Prognos-Studie: Konjunkturpaket könnte Millionen Jobs retten

Prognos-Studie
Konjunkturpaket könnte Millionen Jobs retten

Unmittelbar vor der entscheidenden Runde des Koalitionsausschusses hat das Wirtschaftsforschungsinstitut Prognos Grundlinien für ein optimales Konjunkturpaket zur Rettung von Arbeitsplätzen ermittelt. Demnach könnten mit den von der Regierung geplanten Stützungsmaßnahmen bis zu 1,1 Millionen Jobs in der Wirtschaft stabilisiert werden.

DÜSSELDORF. Um eine optimale Beschäftigungswirkung zu entfalten, müsste die staatliche Konjunkturspritze mit einem Volumen von 50 Mrd. Euro gezielt in fünf Schlüsselbranchen die Nachfrage erhöhen, so die Berechnung der Baseler Ökonomen. Auf diese Weise würden direkt und indirekt 16,6 Millionen Arbeitsplätze profitieren – rund 43 Prozent aller in Deutschland Beschäftigten. Als fünf beschäftigungsintensivste Schlüsselbranchen identifizierten die Wissenschaftler Einzelhandel, Gaststätten, Gesundheit, Fahrzeugbau und Bau.

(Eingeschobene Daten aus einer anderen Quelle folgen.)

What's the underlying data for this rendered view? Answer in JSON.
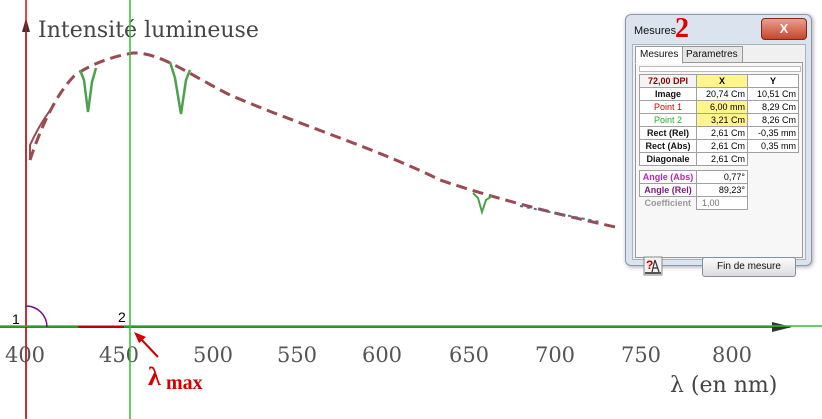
{
  "graph": {
    "y_title": "Intensité lumineuse",
    "x_title": "λ (en nm)",
    "x_ticks": [
      "400",
      "450",
      "500",
      "550",
      "600",
      "650",
      "700",
      "750",
      "800"
    ],
    "marker_1": "1",
    "marker_2": "2",
    "lambda_symbol": "λ",
    "lambda_sub": "max",
    "colors": {
      "red_line": "#d01010",
      "green_line": "#2fbf2f",
      "curve": "#9a4a52"
    }
  },
  "dialog": {
    "title": "Mesures",
    "number": "2",
    "close": "X",
    "tabs": [
      "Mesures",
      "Parametres"
    ],
    "header": {
      "label": "72,00 DPI",
      "x": "X",
      "y": "Y"
    },
    "rows": [
      {
        "label": "Image",
        "x": "20,74 Cm",
        "y": "10,51 Cm"
      },
      {
        "label": "Point 1",
        "x": "6,00 mm",
        "y": "8,29 Cm"
      },
      {
        "label": "Point 2",
        "x": "3,21 Cm",
        "y": "8,26 Cm"
      },
      {
        "label": "Rect (Rel)",
        "x": "2,61 Cm",
        "y": "-0,35 mm"
      },
      {
        "label": "Rect (Abs)",
        "x": "2,61 Cm",
        "y": "0,35 mm"
      },
      {
        "label": "Diagonale",
        "x": "2,61 Cm"
      }
    ],
    "angle_abs": {
      "label": "Angle (Abs)",
      "value": "0,77°"
    },
    "angle_rel": {
      "label": "Angle (Rel)",
      "value": "89,23°"
    },
    "coefficient": {
      "label": "Coefficient",
      "placeholder": "1,00"
    },
    "finish": "Fin de mesure",
    "help_icon": "help-calculator-icon"
  }
}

„Beschäftigungsstabilisierung kann vor allem in den Dienstleistungsbranchen erzielt werden“, sagte Prognos-Experte Kai Gramke dem Handelsblatt. „Mit zusätzlicher Nachfrage in Bau, vor allem aber in Gesundheit wird nicht nur die Konjunktur gestützt, sondern es werden zusätzlich wichtige Zukunftsinvestitionen getätigt, die langfristig das Wachstum befördern.“ Der Fahrzeugbau sei zwar eine Schlüsselbranche und wichtigster Industriezweig, aber mit jedem 15. Arbeitsplatz nicht ganz so wichtig wie oftmals behauptet – laut Verband der Automobilwirtschaft hängt jeder siebte Job in Deutschland am Fahrzeugbau.

Angesichts dramatisch schlechter Wirtschaftsdaten will die Regierung kommende Woche ihr Konjunkturpaket II im Eiltempo beschließen. Geplant sind vor allem öffentliche Investitionen und eine Entlastung der Bürger in Form von Steuer- und/oder Abgabensenkung. Darüber hinaus wird über spezielle Hilfen für die Autoindustrie – etwa in Form einer Abwrackprämie – nachgedacht.

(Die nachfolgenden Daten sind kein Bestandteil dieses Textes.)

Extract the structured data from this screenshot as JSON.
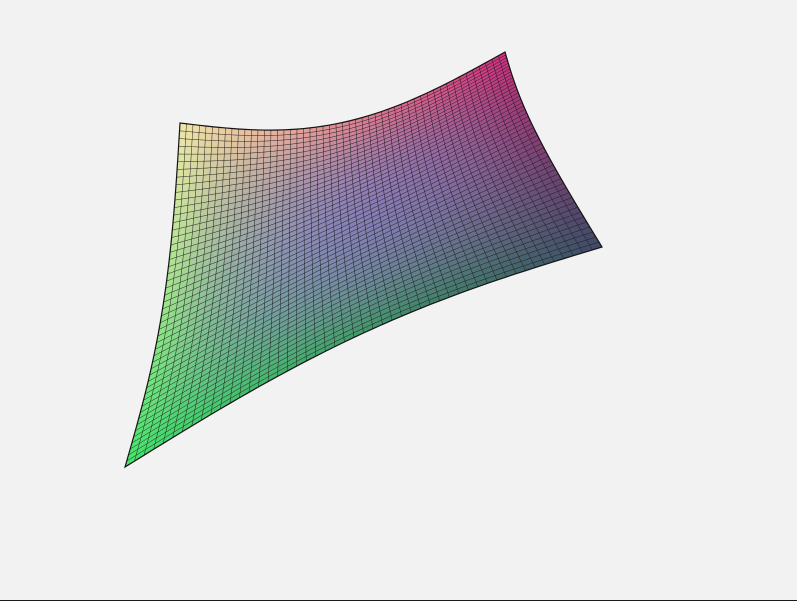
{
  "window": {
    "background": "#f2f2f2",
    "border_color": "#1a1a1a"
  },
  "surface": {
    "type": "3d-mesh-surface",
    "grid_lines": 50,
    "mesh_line_color": "#141414",
    "corner_colors": {
      "near_left": "#43e66c",
      "back_left": "#f0e6a8",
      "back_right": "#d52e80",
      "near_right": "#3f4a68"
    },
    "center_color": "#7d74e0"
  }
}
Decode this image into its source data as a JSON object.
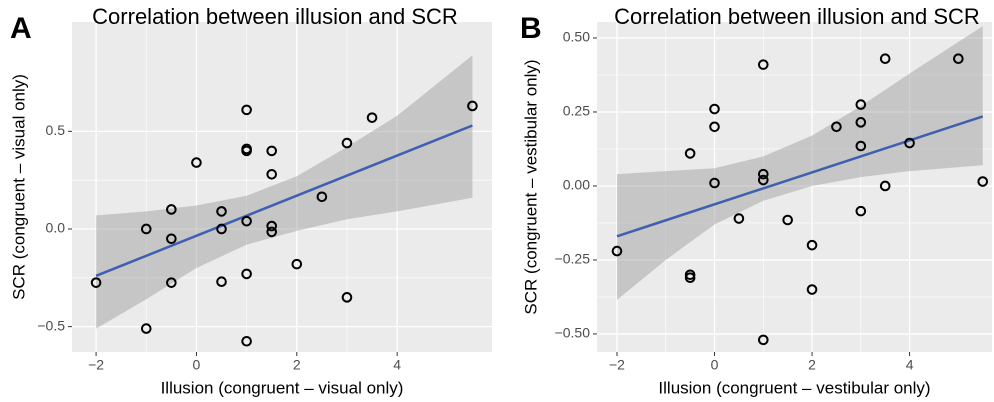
{
  "chart_data": [
    {
      "type": "scatter",
      "panel": "A",
      "title": "Correlation between illusion and SCR",
      "x_label": "Illusion (congruent – visual only)",
      "y_label": "SCR (congruent – visual only)",
      "x": [
        -2,
        -1,
        -1,
        -0.5,
        -0.5,
        -0.5,
        0,
        0.5,
        0.5,
        0.5,
        1,
        1,
        1,
        1,
        1,
        1,
        1.5,
        1.5,
        1.5,
        1.5,
        2,
        2.5,
        3,
        3,
        3.5,
        5.5
      ],
      "values": [
        -0.275,
        0.0,
        -0.51,
        0.1,
        -0.05,
        -0.275,
        0.34,
        0.09,
        0.0,
        -0.27,
        0.61,
        0.41,
        0.4,
        0.04,
        -0.23,
        -0.575,
        0.4,
        0.28,
        0.015,
        -0.015,
        -0.18,
        0.165,
        0.44,
        -0.35,
        0.57,
        0.63
      ],
      "fit": {
        "x": [
          -2,
          5.5
        ],
        "y": [
          -0.24,
          0.53
        ]
      },
      "band": {
        "x": [
          -2,
          -1,
          0,
          1,
          2,
          3,
          4,
          5.5
        ],
        "lower": [
          -0.51,
          -0.36,
          -0.2,
          -0.08,
          -0.01,
          0.05,
          0.09,
          0.16
        ],
        "upper": [
          0.07,
          0.09,
          0.12,
          0.17,
          0.27,
          0.42,
          0.58,
          0.89
        ]
      },
      "xlim": [
        -2.48,
        5.89
      ],
      "ylim": [
        -0.63,
        1.06
      ],
      "xticks": [
        {
          "value": -2,
          "label": "−2"
        },
        0,
        2,
        4
      ],
      "yticks": [
        {
          "value": -0.5,
          "label": "−0.5"
        },
        {
          "value": 0,
          "label": "0.0"
        },
        0.5
      ],
      "grid": true,
      "point_color": "#000000",
      "line_color": "#3f60ae",
      "band_color": "#999999"
    },
    {
      "type": "scatter",
      "panel": "B",
      "title": "Correlation between illusion and SCR",
      "x_label": "Illusion (congruent – vestibular only)",
      "y_label": "SCR (congruent – vestibular only)",
      "x": [
        -2,
        -0.5,
        -0.5,
        -0.5,
        0,
        0,
        0,
        0.5,
        1,
        1,
        1,
        1,
        1.5,
        2,
        2,
        2.5,
        3,
        3,
        3,
        3,
        3.5,
        3.5,
        4,
        5,
        5.5
      ],
      "values": [
        -0.22,
        0.11,
        -0.3,
        -0.31,
        0.26,
        0.2,
        0.01,
        -0.11,
        0.41,
        0.04,
        0.02,
        -0.52,
        -0.115,
        -0.2,
        -0.35,
        0.2,
        0.275,
        0.215,
        0.135,
        -0.085,
        0.43,
        0.0,
        0.145,
        0.43,
        0.015
      ],
      "fit": {
        "x": [
          -2,
          5.5
        ],
        "y": [
          -0.17,
          0.235
        ]
      },
      "band": {
        "x": [
          -2,
          -1,
          0,
          1,
          2,
          3,
          4,
          5.5
        ],
        "lower": [
          -0.385,
          -0.25,
          -0.13,
          -0.05,
          0.0,
          0.03,
          0.05,
          0.07
        ],
        "upper": [
          0.04,
          0.05,
          0.06,
          0.1,
          0.17,
          0.27,
          0.38,
          0.54
        ]
      },
      "xlim": [
        -2.41,
        5.69
      ],
      "ylim": [
        -0.561,
        0.554
      ],
      "xticks": [
        {
          "value": -2,
          "label": "−2"
        },
        0,
        2,
        4
      ],
      "yticks": [
        {
          "value": -0.5,
          "label": "−0.50"
        },
        {
          "value": -0.25,
          "label": "−0.25"
        },
        {
          "value": 0,
          "label": "0.00"
        },
        {
          "value": 0.25,
          "label": "0.25"
        },
        {
          "value": 0.5,
          "label": "0.50"
        }
      ],
      "grid": true,
      "point_color": "#000000",
      "line_color": "#3f60ae",
      "band_color": "#999999"
    }
  ]
}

Außer bei den öffentlichen Investitionen besteht bei den anderen Maßnahmen jedoch die Gefahr von Sickerverlusten.So könnten die Verbraucher zusätzliches Nettoeinkommen nicht ausgeben, sondern angesichts der allgemeinen Verunsicherung lieber sparen. „Steuersenkungen sind Wachstumspolitik und nicht Konjunkturpolitik“, sagt Prognos-Ökonom Michael Böhmer. Es sei unwahrscheinlich, dass solche Entlastungen den Weg aus dem derzeitigen Konjunkturtal ebneten. Abwrackprämien könnten unter Umständen vor allem Käufern zugute kommen, die ohnehin ein neues Auto kaufen wollen. „Wer um seinen Arbeitsplatz bangt, kauft trotz staatlichem Zuschuss wohl kein neues Auto“, warnt Böhmer.